Ces territoires sont sillonnés du nord au sud par la route « des Varègues aux Grecs ». L’ouverture des Rous au monde méditerranéen explique leur conversion au Xe siècle au christianisme. La plus ancienne chronique russe conservée, le Récit des temps passés, mentionne dès 944 la présence de chrétiens à Kiev.
Peu après (946 ou 957), la princesse Olga de Kiev se fait batpiser à Constantinople. En 988, le prince Vladimir se convertit à son tour et s’allie à la famille impériale de Constantinople. Le baptême de Vladimir à Cherson (Crimée) entraîne la conversion de son peuple; les Rous sont baptisés dans le Dniepr.
En même temps qu’elle choisit le modèle religieux de l’Empire byzantin, la Russie adopte son système politique.
Vladimir lance la construction du premier édifice chrétien russe: l’église de la Dîme à Kiev, à laquelle il accorde le dixième de ses revenus.
Si Olga et Vladimir seront considérés a posteriori comme les nouveaux Constantin et Hélène, les deux premiers saints de la nouvelle Eglise russe sont les fils cadets de Vladimir, Boris et Gleb. Baptisés en tant que Romain et David, ils sont assassinés par Sviatopolk le Maudit (1015), lui-même tué par leur autre frère Iaroslav le Sage. Un sanctuaire est dédié à Boris et Gleb et leur culte est célébré dans toute la Rous’ jusqu’à Constantinople.
A la fois princes, guerriers et martyrs, ils deviennent des figures majeures du christianisme russe. Comme en atteste l’icône de Novgorod (milieu du XIVe siècle). Boris et Gleb, dont le nom dynastique a supplanté le nom de baptême, sont représentés chacun une croix dans la main droite. Leur statut de guerrier est évoqué par leur épée et celui de prince par leur costume traditionnel, composé d’une longue tunique brodée d’orfrois, d’un manteau doublé de fourrure, bordé de perles et attaché sur la poitrine. Ils portent un couvre-chef garni de fourrure.
« Le canon élancé et aristocratique des personnages, aux mains et aux pieds menus, souligné par les lignes verticales des vêtements, de même que l’aspect hiératique de l’ensemble, confère à l’icône un caractère emblématique. Il n’interdit pas cependant, une forte individualisation des visages des deux saints, par ailleurs fermement installés dans l’espace », observe L. P. Tarassenko (cf. catalogue expo).

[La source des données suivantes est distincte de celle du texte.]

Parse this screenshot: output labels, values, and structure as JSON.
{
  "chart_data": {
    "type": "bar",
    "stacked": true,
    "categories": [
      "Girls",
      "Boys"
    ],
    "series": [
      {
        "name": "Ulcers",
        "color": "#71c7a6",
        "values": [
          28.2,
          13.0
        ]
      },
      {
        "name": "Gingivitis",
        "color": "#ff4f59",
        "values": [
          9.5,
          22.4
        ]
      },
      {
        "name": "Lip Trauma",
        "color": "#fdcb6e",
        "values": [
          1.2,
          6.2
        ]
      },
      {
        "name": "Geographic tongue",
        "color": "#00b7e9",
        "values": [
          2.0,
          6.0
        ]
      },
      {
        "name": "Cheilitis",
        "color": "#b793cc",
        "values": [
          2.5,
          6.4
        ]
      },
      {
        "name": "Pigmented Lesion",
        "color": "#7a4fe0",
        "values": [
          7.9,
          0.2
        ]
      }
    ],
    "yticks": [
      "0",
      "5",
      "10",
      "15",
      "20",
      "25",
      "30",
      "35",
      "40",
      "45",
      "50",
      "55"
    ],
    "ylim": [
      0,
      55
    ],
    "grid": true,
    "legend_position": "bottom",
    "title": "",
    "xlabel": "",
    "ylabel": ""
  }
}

Iaroslav le Sage (1019-1054) prend donc la succession de Vladimir sur le trône de Kiev.
La Rous’ kiévienne prospère. Bapisée par Constantinople, elle devient aux XIe et XIIe siècles un vaste domaine d’expansion de la civilisation byzantine. L’Eglise est grecque par ses usages, sa liturgie, ses structures et son modèle du monachisme. Les premières Sainte-Sophie voient le jour, à Kiev vers 1040, à Novgorod en 1045. Les peintres byzantins importent la technique de l’icône, telle la Vierge de Vladimir, icône byzantine de la Vierge de tendresse (Eléoussa), apportée de Constantinople à Kiev vers 1130.
Autre exemple du rayonnement de l’art byzantin: le calice à deux anses de Novgorod (XIe siècle).
« Toutefois, si les princes ont les yeux tournés vers Byzance et Constantinople, ils dirigent aussi parfois leur regard vers l’Occident latin. Iaroslav le Sage épouse une princesse de Norvège et noue des alliances matrimoniales avec la Hongrie, la Pologne, la Saxe et même la France, lorsque sa fille Anne est unie au roi Henri Ier en 1051 », précisent les commissaires de l’exposition, Tamara Igoumnova (directrice adjointe du musée historique d’Etat, Moscou) et Jannic Durand (conservateur en chef au département des Objets d’art, musée du Louvre).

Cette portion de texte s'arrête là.